Lungs ready to burst, Jack kicked for the surface. He came up from the water, gasping for air. Hidden among the roots of the swamp tree, he glanced around and immediately saw Preston clinging to the remains of the destroyed raft.
From the surviving raft, Denham shouted to him.
“Hold on, Preston! Don’t let go! Whatever happens, don’t let go of the camera!”
Concealed in the shadows of the tree’s roots and the swamp, Jack felt a twist of disgust in his gut. Carl had already lost two men. Yet still all he could think about was his film. Damn him.
The monster reared out of the swamp in a spray of water and muck. Carl raised a Tommy gun and let loose a torrent of gunfire that punched the water between Preston and the creature. The Piranhadon disappeared below the surface and Denham looked around wildly, waiting for it to rise again.
Jack took that as his cue. He swam out from the roots of the swamp tree, straight for Preston.
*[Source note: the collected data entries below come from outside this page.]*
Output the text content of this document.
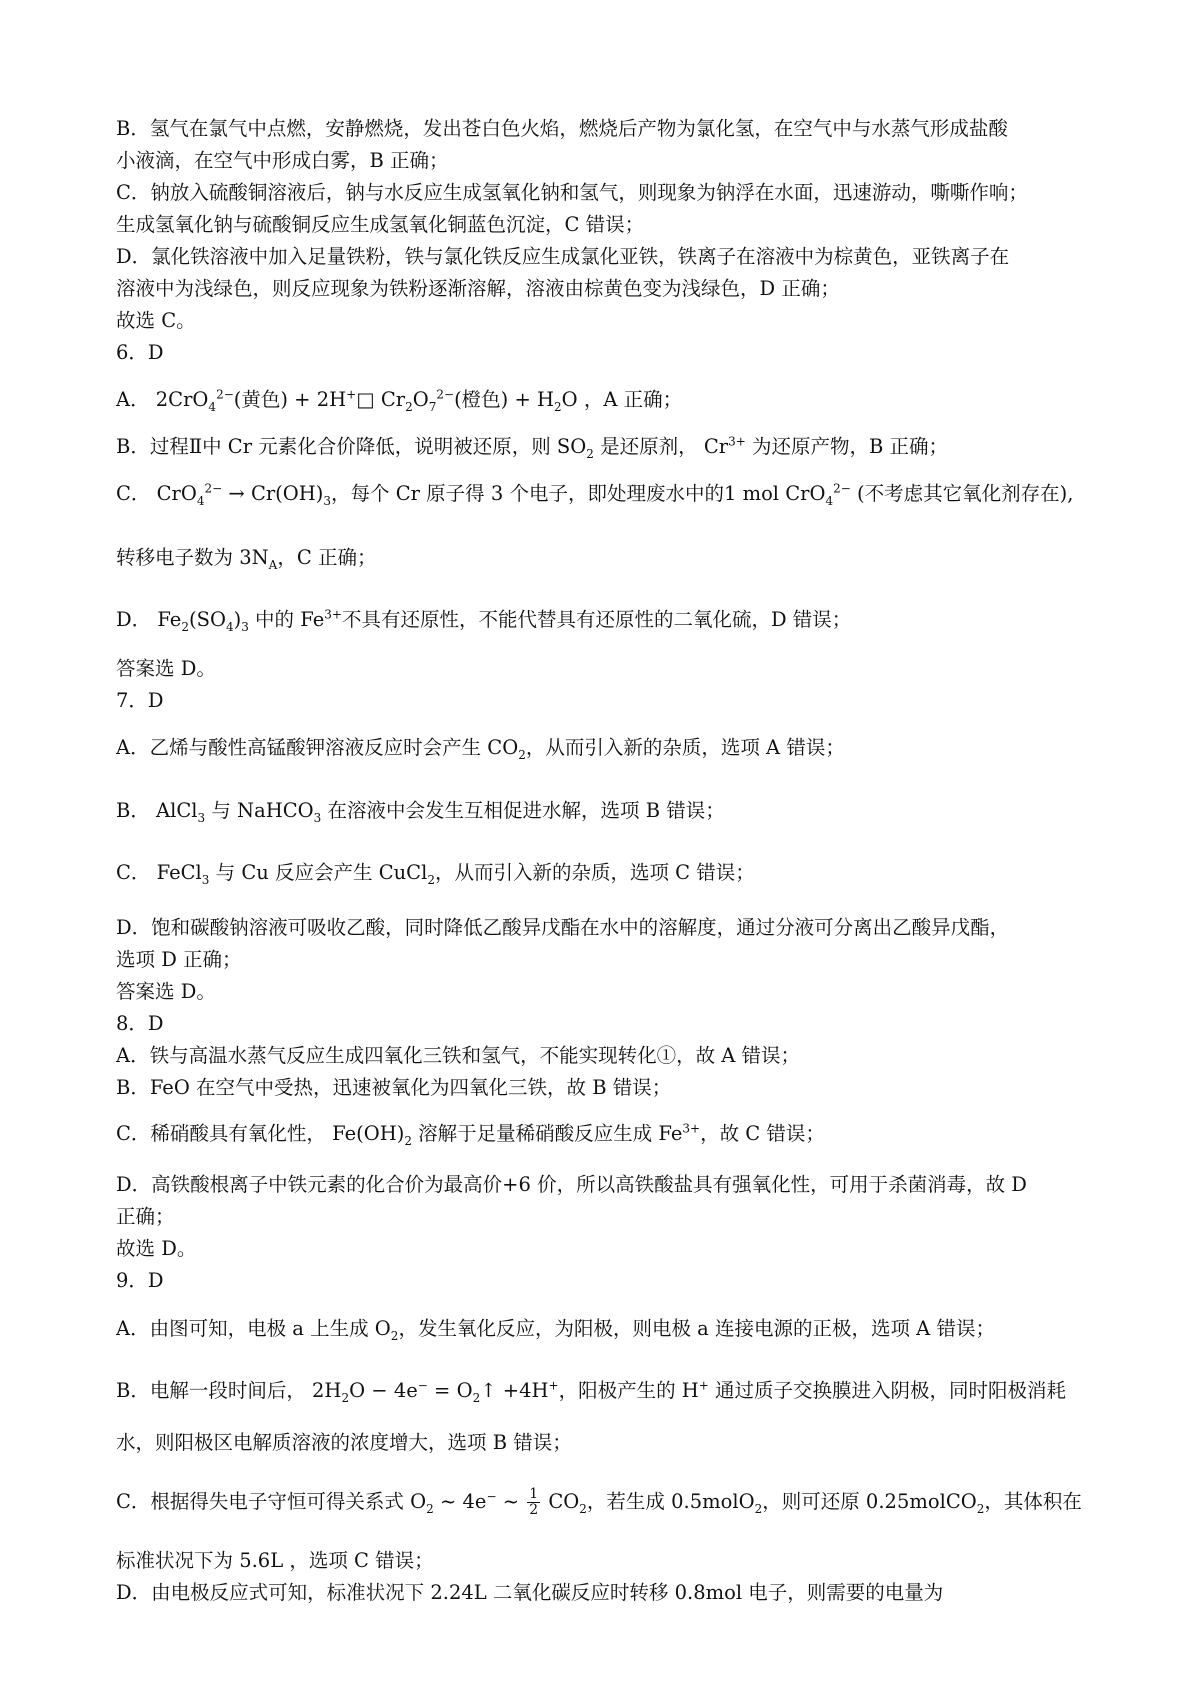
B．氢气在氯气中点燃，安静燃烧，发出苍白色火焰，燃烧后产物为氯化氢，在空气中与水蒸气形成盐酸
小液滴，在空气中形成白雾，B 正确；
C．钠放入硫酸铜溶液后，钠与水反应生成氢氧化钠和氢气，则现象为钠浮在水面，迅速游动，嘶嘶作响；
生成氢氧化钠与硫酸铜反应生成氢氧化铜蓝色沉淀，C 错误；
D．氯化铁溶液中加入足量铁粉，铁与氯化铁反应生成氯化亚铁，铁离子在溶液中为棕黄色，亚铁离子在
溶液中为浅绿色，则反应现象为铁粉逐渐溶解，溶液由棕黄色变为浅绿色，D 正确；
故选 C。
6．D
A． 2CrO$_4^{2-}$(黄色) + 2H+□ $Cr_2O_7^{2-}$(橙色) + $H_2O$ ，A 正确；
B．过程Ⅱ中 Cr 元素化合价降低，说明被还原，则 $SO_2$ 是还原剂， $Cr^{3+}$ 为还原产物，B 正确；
C． $CrO_4^{2-} \to Cr(OH)_3$，每个 Cr 原子得 3 个电子，即处理废水中的1 mol CrO$_4^{2-}$ (不考虑其它氧化剂存在),
转移电子数为 $3N_A$，C 正确；
D． $Fe_2(SO_4)_3$ 中的 $Fe^{3+}$不具有还原性，不能代替具有还原性的二氧化硫，D 错误；
答案选 D。
7．D
A．乙烯与酸性高锰酸钾溶液反应时会产生 $CO_2$，从而引入新的杂质，选项 A 错误；
B． AlCl$_3$ 与 NaHCO$_3$ 在溶液中会发生互相促进水解，选项 B 错误；
C． FeCl$_3$ 与 Cu 反应会产生 CuCl$_2$，从而引入新的杂质，选项 C 错误；
D．饱和碳酸钠溶液可吸收乙酸，同时降低乙酸异戊酯在水中的溶解度，通过分液可分离出乙酸异戊酯，
选项 D 正确；
答案选 D。
8．D
A．铁与高温水蒸气反应生成四氧化三铁和氢气，不能实现转化①，故 A 错误；
B．FeO 在空气中受热，迅速被氧化为四氧化三铁，故 B 错误；
C．稀硝酸具有氧化性， $Fe(OH)_2$ 溶解于足量稀硝酸反应生成 $Fe^{3+}$，故 C 错误；
D．高铁酸根离子中铁元素的化合价为最高价+6 价，所以高铁酸盐具有强氧化性，可用于杀菌消毒，故 D
正确；
故选 D。
9．D
A．由图可知，电极 a 上生成 $O_2$，发生氧化反应，为阳极，则电极 a 连接电源的正极，选项 A 错误；
B．电解一段时间后， $2H_2O - 4e^-$ = $O_2↑ +4H^+$，阳极产生的 H+ 通过质子交换膜进入阴极，同时阳极消耗
水，则阳极区电解质溶液的浓度增大，选项 B 错误；
C．根据得失电子守恒可得关系式 $O_2$ ~ 4e− ~ $\frac{1}{2} CO_2$，若生成 0.5molO$_2$，则可还原 0.25molCO$_2$，其体积在
标准状况下为 5.6L ，选项 C 错误；
D．由电极反应式可知，标准状况下 2.24L 二氧化碳反应时转移 0.8mol 电子，则需要的电量为
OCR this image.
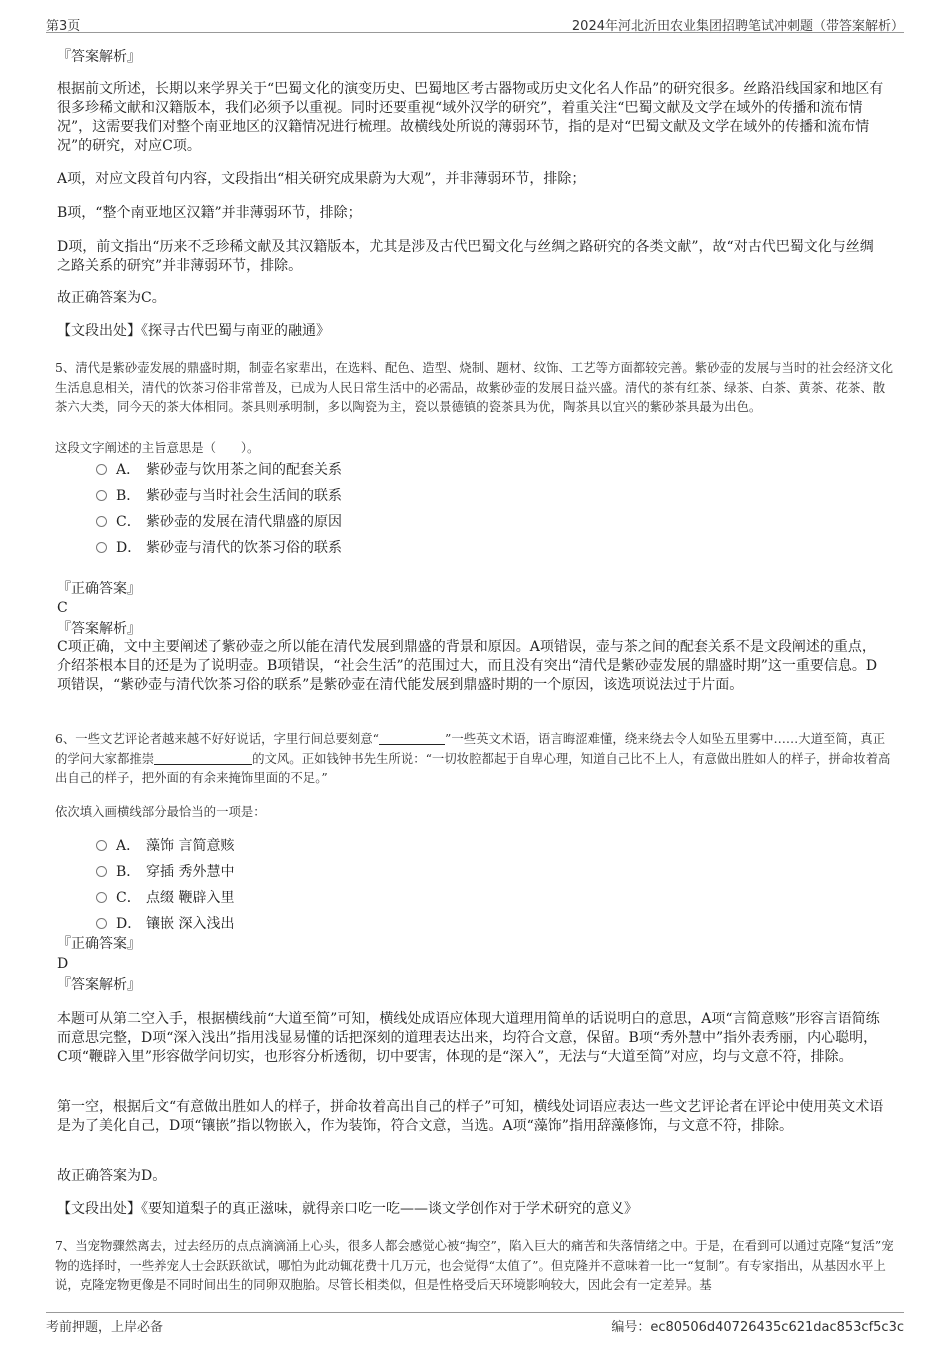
第3页	2024年河北沂田农业集团招聘笔试冲刺题（带答案解析）
『答案解析』
根据前文所述，长期以来学界关于“巴蜀文化的演变历史、巴蜀地区考古器物或历史文化名人作品”的研究很多。丝路沿线国家和地区有很多珍稀文献和汉籍版本，我们必须予以重视。同时还要重视“域外汉学的研究”，着重关注“巴蜀文献及文学在域外的传播和流布情况”，这需要我们对整个南亚地区的汉籍情况进行梳理。故横线处所说的薄弱环节，指的是对“巴蜀文献及文学在域外的传播和流布情况”的研究，对应C项。
A项，对应文段首句内容，文段指出“相关研究成果蔚为大观”，并非薄弱环节，排除；
B项，“整个南亚地区汉籍”并非薄弱环节，排除；
D项，前文指出“历来不乏珍稀文献及其汉籍版本，尤其是涉及古代巴蜀文化与丝绸之路研究的各类文献”，故“对古代巴蜀文化与丝绸之路关系的研究”并非薄弱环节，排除。
故正确答案为C。
【文段出处】《探寻古代巴蜀与南亚的融通》
5、清代是紫砂壶发展的鼎盛时期，制壶名家辈出，在选料、配色、造型、烧制、题材、纹饰、工艺等方面都较完善。紫砂壶的发展与当时的社会经济文化生活息息相关，清代的饮茶习俗非常普及，已成为人民日常生活中的必需品，故紫砂壶的发展日益兴盛。清代的茶有红茶、绿茶、白茶、黄茶、花茶、散茶六大类，同今天的茶大体相同。茶具则承明制，多以陶瓷为主，瓷以景德镇的瓷茶具为优，陶茶具以宜兴的紫砂茶具最为出色。
这段文字阐述的主旨意思是（　　）。
A． 紫砂壶与饮用茶之间的配套关系
B． 紫砂壶与当时社会生活间的联系
C． 紫砂壶的发展在清代鼎盛的原因
D． 紫砂壶与清代的饮茶习俗的联系
『正确答案』
C
『答案解析』
C项正确，文中主要阐述了紫砂壶之所以能在清代发展到鼎盛的背景和原因。A项错误，壶与茶之间的配套关系不是文段阐述的重点，介绍茶根本目的还是为了说明壶。B项错误，“社会生活”的范围过大，而且没有突出“清代是紫砂壶发展的鼎盛时期”这一重要信息。D项错误，“紫砂壶与清代饮茶习俗的联系”是紫砂壶在清代能发展到鼎盛时期的一个原因，该选项说法过于片面。
6、一些文艺评论者越来越不好好说话，字里行间总要刻意“	”一些英文术语，语言晦涩难懂，绕来绕去令人如坠五里雾中……大道至简，真正的学问大家都推崇	的文风。正如钱钟书先生所说：“一切妆腔都起于自卑心理，知道自己比不上人，有意做出胜如人的样子，拼命妆着高出自己的样子，把外面的有余来掩饰里面的不足。”
依次填入画横线部分最恰当的一项是：
A． 藻饰 言简意赅
B． 穿插 秀外慧中
C． 点缀 鞭辟入里
D． 镶嵌 深入浅出
『正确答案』
D
『答案解析』
本题可从第二空入手，根据横线前“大道至简”可知，横线处成语应体现大道理用简单的话说明白的意思，A项“言简意赅”形容言语简练而意思完整，D项“深入浅出”指用浅显易懂的话把深刻的道理表达出来，均符合文意，保留。B项“秀外慧中”指外表秀丽，内心聪明，C项“鞭辟入里”形容做学问切实，也形容分析透彻，切中要害，体现的是“深入”，无法与“大道至简”对应，均与文意不符，排除。
第一空，根据后文“有意做出胜如人的样子，拼命妆着高出自己的样子”可知，横线处词语应表达一些文艺评论者在评论中使用英文术语是为了美化自己，D项“镶嵌”指以物嵌入，作为装饰，符合文意，当选。A项“藻饰”指用辞藻修饰，与文意不符，排除。
故正确答案为D。
【文段出处】《要知道梨子的真正滋味，就得亲口吃一吃——谈文学创作对于学术研究的意义》
7、当宠物骤然离去，过去经历的点点滴滴涌上心头，很多人都会感觉心被“掏空”，陷入巨大的痛苦和失落情绪之中。于是，在看到可以通过克隆“复活”宠物的选择时，一些养宠人士会跃跃欲试，哪怕为此动辄花费十几万元，也会觉得“太值了”。但克隆并不意味着一比一“复制”。有专家指出，从基因水平上说，克隆宠物更像是不同时间出生的同卵双胞胎。尽管长相类似，但是性格受后天环境影响较大，因此会有一定差异。基
考前押题，上岸必备	编号：ec80506d40726435c621dac853cf5c3c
When he reached the shattered bit of broken log that Preston clung to, he grabbed hold of the wood and the two of them began to struggle together toward shore.
Nearby, the swamp monster broke the surface again and began to circle around, coming back for Preston and Jack.
From Hayes’s raft, upon which the others were swiftly working, trying to pole it toward shore, Carl fired the Tommy gun again.
“Stop!” Hayes shouted.
The Piranhadon veered away from Preston and Jack and headed straight for the remaining raft. Carl had wanted to get its attention, and he’d done the job too well. It dove under the water, disappearing again. Carl ignored Hayes and let out several more bursts of gunfire, bullets striking the water, chasing the wake of the creature.
The thing swam beneath the raft. Carl kept firing, bullets splintering wood and severing the rope that lashed it all together. As Hayes shouted at him, the raft began to break apart bene
ath them, and then Jack and Preston watched as all of the men began to tumble into the swamp.
Heart pounding, throat ragged, gasping for breath, Jack kicked toward shore. Preston worked just as hard, silently, clutching the precious camera in his hands, keeping it atop the remnant of raft they were using to stay afloat. Jack waited, every second, to hear the screams of sailors dying or the splash of the creature thrusting from the water again. His every nerve was on edge, but none of those things happened.
Finally, he and Preston could touch the bottom with their feet, and they were staggering up out of the water onto dry land. Moss and vines hung down around them, and the humid swelter of the day clutched at their sodden clothes, but at least they were out of the swamp.
Moments later the first of the others reached land, eyes dull with shock and exhaustion. Carl and Hayes were among the first. Jimmy, Hayes, Bruce, Kelso, Lumpy, and Preston soon followed. Other stragglers joined them. Choy came up and sat down beside Lumpy.
Carl ignored the others, even Preston, and went straight to the camera. He picked it up and cranked it, the mechanism whirring.
Lumpy rounded furiously upon him. “Turn that bloody thing off!”
“Just a quick check,” Carl replied, without so much as looking at him.
The last of the crewmen, Hal Jablonski, waded toward them in the shallows.
“It’s working,” Carl said, his relief palpable, turning the camera toward Jablonski.
The placid surface of the swamp exploded as a huge shape reared out of the water. The Piranhadon snatched Jablonski up in its jaws, then drew back, vanishing into the water as quickly as it had appeared. There hadn’t even been time for Jablonski to scream.
Everyone stared numbly at the place where the man had been only a moment before.
Lumpy turned to Denham. “Get that, did you?” he asked grimly, a gallows smile on his lips.
Slowly, they gathered up what little they had left by way of weapons and supplies. Hayes looked at the sun, turned to gauge the distance and location of the peaks that were behind them, and then chose a direction. He started off and the others followed.